– Я тоже задаюсь этим вопросом. С ледогенератором было только четырнадцать процентов, я справился…
– Но двадцать семь процентов! Почему вы на это пошли?
Балабаган отпрянул.
– А что мне было делать? Ледогенератор сломался. Я не могу вести дела без льда.
– Вы должны были обратиться в другой банк.
– Другие банки ничего не хотели давать.
Джон медленно кивнул. Вот это уже горячий след. Он почувствовал, как неутомимость уступает место холодной беспощадной ярости, и спросил себя, что сделает, когда найдет центр всех этих жестоких издевательств и бесцеремонных принуждений, паука в паутине, конец цепочки, босса всех боссов, главного эксплуататора.
Сможет ли он сдержаться.
– Ну вот, – прошептала Урсула Вален. В пыльной тишине библиотеки даже ее шепот прозвучал громко.
Журнал регистрации исходящих бумаг оказался тем, что она искала: в 1969 году документы были собраны и переданы на историческую кафедру университета, где находились в связи с работой над диссертацией, которая так никогда и не была написана, на протяжении полутора лет, чтобы наконец переместиться в библиотеку института, причем в отдельную часть, где хранились исторические подлинники, и поэтому входить туда можно было только по специальному разрешению. Разрешению, стоившему Альберто Вакки не более одного звонка.
Здесь были собраны неслыханные сокровища – средневековые рукописи, древние библии, письма и дневники исторических личностей и так далее. Она не могла удержаться от того, чтобы не заглянуть одним глазком в тот или иной серый архивный ящик с толстыми стенками, в одном из них наткнулась на письма Муссолини – короткие, написанные широким размашистым почерком. Конечно, она не смогла прочесть ни слова, и, возможно, она ошиблась, но это было довольно забавно.
Наконец она сняла с полки нужную коробку с нужным именем и отнесла к столу, который сам по себе являлся антиквариатом, открыла, затаив дыхание, и потом, на первом же листке, взятом в руки, узнала почерк, которым были сделаны заметки на полях книги счетов. Вот они, личные записи Джакомо Фонтанелли, флорентийского купца, жившего в пятнадцатом веке.

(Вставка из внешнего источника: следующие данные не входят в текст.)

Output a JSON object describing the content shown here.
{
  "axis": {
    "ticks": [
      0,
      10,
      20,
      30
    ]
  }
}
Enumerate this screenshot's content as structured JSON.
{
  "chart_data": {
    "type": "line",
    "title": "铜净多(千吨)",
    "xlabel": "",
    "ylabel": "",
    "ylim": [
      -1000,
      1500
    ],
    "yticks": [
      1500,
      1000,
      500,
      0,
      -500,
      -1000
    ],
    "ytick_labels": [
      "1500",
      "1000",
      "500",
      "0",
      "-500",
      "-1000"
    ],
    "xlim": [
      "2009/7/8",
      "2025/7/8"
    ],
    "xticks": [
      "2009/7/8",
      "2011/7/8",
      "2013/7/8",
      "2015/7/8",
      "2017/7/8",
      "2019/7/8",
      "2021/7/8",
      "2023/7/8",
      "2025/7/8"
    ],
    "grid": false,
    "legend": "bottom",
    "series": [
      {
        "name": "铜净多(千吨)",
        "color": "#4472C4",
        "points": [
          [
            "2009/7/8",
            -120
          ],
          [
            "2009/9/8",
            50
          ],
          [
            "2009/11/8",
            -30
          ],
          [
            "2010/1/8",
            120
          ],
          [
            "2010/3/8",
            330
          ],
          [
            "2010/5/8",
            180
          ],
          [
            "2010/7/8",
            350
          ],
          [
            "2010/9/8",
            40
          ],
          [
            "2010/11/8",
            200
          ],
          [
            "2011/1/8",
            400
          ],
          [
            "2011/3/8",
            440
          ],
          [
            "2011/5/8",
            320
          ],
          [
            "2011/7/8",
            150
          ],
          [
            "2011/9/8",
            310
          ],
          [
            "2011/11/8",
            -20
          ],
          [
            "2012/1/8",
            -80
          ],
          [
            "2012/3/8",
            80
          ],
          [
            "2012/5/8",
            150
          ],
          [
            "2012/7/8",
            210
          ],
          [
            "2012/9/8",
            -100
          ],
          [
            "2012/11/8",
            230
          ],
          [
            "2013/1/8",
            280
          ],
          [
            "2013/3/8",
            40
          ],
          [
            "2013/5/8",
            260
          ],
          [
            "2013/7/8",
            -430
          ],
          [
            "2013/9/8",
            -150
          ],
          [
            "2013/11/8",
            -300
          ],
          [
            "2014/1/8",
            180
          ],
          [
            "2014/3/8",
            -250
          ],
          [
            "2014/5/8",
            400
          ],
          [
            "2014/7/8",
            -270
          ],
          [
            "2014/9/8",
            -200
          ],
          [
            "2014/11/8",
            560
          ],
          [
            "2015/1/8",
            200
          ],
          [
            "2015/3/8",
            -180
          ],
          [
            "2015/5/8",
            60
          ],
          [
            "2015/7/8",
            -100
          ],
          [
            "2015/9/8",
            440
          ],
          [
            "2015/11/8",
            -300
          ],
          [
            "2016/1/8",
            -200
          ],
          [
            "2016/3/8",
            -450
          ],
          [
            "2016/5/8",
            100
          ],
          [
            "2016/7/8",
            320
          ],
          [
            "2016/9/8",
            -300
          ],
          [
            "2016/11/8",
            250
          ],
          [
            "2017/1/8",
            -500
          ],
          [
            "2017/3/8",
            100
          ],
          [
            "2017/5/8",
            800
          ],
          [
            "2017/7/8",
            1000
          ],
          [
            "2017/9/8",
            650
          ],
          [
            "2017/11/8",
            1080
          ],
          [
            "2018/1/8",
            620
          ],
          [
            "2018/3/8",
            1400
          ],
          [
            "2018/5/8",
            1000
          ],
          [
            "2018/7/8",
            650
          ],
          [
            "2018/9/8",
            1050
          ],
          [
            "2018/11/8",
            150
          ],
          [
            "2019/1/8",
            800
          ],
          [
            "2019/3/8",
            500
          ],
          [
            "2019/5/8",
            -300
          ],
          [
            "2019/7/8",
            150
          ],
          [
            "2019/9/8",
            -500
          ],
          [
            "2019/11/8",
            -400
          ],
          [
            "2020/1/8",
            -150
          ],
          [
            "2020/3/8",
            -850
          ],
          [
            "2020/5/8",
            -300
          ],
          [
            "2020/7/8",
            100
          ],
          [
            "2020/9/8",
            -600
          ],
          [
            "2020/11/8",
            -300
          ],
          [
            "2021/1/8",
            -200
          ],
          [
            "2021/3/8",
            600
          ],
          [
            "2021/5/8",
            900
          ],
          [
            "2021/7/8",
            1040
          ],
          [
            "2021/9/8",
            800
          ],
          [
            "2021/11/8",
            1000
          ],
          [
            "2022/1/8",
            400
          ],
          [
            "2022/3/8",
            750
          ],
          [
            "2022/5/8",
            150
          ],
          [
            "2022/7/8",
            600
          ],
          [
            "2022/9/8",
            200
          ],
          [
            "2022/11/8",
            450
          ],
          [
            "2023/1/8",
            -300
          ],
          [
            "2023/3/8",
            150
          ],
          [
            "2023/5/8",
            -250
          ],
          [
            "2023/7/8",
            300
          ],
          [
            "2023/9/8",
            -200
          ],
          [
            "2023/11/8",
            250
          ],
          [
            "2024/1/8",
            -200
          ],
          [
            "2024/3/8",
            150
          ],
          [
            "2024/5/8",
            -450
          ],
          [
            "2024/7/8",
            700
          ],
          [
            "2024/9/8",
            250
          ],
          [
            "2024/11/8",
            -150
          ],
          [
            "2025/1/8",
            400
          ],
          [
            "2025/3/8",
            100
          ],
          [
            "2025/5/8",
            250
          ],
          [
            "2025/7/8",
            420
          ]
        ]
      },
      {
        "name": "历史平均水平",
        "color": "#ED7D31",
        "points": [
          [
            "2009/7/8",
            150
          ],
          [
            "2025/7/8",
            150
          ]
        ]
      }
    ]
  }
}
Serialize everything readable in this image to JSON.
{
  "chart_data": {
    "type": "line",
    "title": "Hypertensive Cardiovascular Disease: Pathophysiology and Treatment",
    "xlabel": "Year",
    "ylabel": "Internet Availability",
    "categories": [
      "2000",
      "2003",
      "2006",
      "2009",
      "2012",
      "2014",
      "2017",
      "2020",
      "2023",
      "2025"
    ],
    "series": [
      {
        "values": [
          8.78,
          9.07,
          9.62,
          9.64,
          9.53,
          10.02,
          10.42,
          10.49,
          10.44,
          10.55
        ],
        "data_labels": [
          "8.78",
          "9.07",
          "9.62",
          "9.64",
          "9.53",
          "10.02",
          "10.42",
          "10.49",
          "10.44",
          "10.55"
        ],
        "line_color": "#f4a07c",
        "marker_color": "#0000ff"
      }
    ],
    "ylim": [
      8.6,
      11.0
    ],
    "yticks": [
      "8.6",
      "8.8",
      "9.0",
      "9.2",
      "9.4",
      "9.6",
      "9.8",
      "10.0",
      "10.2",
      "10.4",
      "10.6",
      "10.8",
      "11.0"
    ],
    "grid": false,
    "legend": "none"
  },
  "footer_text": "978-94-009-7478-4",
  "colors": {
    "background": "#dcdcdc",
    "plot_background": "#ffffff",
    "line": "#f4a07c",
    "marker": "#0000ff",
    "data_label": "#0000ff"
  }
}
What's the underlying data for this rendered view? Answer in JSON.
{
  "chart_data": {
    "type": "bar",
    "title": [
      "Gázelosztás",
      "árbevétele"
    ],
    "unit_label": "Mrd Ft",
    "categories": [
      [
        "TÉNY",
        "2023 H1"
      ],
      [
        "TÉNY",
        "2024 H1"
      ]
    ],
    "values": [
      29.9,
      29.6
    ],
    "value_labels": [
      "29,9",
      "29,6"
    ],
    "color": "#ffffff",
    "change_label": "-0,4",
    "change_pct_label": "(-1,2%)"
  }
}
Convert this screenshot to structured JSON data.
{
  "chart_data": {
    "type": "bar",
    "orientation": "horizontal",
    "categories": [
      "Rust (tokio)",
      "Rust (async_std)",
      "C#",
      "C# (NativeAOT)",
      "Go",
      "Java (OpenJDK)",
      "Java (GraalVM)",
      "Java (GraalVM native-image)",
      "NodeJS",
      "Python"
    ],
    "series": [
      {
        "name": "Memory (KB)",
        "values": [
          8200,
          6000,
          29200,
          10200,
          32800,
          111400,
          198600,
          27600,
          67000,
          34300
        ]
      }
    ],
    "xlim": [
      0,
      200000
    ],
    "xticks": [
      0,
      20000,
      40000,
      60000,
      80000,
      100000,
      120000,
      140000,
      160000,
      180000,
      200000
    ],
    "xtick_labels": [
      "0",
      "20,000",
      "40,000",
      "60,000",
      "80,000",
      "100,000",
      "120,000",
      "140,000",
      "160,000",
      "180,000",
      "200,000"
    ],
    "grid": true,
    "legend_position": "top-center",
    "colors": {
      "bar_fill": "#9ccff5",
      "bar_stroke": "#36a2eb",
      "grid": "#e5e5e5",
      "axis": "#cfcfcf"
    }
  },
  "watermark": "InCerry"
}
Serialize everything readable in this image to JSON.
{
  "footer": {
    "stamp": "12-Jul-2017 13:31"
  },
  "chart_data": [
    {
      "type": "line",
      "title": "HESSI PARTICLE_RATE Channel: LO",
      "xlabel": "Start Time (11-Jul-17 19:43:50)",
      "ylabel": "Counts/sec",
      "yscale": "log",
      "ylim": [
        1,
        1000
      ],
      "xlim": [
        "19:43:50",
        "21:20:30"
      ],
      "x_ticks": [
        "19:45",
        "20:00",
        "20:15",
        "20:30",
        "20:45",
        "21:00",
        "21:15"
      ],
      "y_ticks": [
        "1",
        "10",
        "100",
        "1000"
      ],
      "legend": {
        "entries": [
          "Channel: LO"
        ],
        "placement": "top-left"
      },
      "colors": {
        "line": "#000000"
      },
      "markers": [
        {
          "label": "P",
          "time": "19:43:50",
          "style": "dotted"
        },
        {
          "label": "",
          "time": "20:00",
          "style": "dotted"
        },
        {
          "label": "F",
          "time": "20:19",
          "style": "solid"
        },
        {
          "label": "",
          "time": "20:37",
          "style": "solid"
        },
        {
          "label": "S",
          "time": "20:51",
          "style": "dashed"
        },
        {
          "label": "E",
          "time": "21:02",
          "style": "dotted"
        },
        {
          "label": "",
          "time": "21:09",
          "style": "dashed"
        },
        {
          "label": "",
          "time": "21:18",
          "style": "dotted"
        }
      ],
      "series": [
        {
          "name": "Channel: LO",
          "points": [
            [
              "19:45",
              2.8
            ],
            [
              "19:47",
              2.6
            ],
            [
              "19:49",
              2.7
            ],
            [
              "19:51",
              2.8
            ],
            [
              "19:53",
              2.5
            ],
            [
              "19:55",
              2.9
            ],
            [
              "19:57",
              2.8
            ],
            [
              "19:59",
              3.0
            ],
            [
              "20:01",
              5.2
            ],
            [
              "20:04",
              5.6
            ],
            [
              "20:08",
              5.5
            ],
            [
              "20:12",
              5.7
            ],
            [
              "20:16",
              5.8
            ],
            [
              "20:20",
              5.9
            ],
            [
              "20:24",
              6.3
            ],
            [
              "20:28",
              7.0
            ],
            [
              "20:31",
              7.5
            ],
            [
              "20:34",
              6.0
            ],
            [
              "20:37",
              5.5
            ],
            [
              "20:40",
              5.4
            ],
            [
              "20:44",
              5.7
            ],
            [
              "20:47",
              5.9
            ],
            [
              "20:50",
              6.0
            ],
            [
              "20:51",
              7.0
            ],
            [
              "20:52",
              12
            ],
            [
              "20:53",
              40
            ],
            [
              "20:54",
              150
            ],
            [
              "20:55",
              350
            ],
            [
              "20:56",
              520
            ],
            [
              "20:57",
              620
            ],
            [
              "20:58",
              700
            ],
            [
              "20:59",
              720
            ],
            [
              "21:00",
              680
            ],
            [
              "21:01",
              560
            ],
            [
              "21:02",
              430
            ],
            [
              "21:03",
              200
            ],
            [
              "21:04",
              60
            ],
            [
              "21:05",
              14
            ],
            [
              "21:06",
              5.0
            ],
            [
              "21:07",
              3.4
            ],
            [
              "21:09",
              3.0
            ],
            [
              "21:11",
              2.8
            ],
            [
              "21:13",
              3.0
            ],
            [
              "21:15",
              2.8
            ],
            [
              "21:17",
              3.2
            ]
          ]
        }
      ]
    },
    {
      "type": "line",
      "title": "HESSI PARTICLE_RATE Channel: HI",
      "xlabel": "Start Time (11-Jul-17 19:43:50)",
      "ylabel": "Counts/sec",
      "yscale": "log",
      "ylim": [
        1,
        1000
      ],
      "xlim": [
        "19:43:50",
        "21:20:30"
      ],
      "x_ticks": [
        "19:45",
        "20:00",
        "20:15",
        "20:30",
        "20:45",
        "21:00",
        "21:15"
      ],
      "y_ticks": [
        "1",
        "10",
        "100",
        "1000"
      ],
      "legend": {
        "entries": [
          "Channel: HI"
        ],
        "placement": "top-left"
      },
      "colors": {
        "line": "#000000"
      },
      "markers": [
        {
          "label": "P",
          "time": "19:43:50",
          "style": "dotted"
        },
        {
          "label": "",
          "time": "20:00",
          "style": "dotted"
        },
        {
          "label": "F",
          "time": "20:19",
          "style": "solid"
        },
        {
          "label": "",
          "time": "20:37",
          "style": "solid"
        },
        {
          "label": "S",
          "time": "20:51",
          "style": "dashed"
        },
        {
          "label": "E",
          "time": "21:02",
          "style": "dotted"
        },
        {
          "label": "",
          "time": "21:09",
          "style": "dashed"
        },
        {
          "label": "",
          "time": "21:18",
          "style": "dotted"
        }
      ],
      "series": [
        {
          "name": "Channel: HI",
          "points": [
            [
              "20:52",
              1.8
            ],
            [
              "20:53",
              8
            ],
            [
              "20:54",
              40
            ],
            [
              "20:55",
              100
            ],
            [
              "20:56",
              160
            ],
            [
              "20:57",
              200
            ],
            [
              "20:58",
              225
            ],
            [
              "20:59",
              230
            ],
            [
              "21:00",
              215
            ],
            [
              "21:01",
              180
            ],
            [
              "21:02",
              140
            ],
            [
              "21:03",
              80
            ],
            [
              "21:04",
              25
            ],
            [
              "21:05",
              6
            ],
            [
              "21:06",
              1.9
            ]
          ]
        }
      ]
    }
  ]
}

На удивление много записей для средневекового человека, как ей показалось, пока она перелистывала небольшую стопку. Листки были отдельными, хорошо сохранившимися – и разборчиво исписанными, если бы она владела средневековым диалектом итальянского языка. Почти все записи были датированы, большинство относилось к 1521 году. Некоторые листки были другого формата, исписаны другими почерками: очевидно, адресованные Фонтанелли письма, которые тот хранил…
На одном из них она остановилась. Очень странно. Все письмо состояло из колонок чисел, и только в конце были две строки обычного текста. Она поднесла листок к настольной лампе, внимательно изучила ряды чисел. Начинались они так:
15 25 300 12
15 26 312 12 ½
15 27 324½ 13
Она почувствовала, как приятное тепло заполнило низ ее живота, когда она поняла, что именно лежит перед ней. Первая колонка – это годы. Вторая – это состояние. Третья колонка – разница между числами во второй колонке, то есть прирост состояния. Она подсчитала в блокноте и получила примерное начисление в размере четырех процентов.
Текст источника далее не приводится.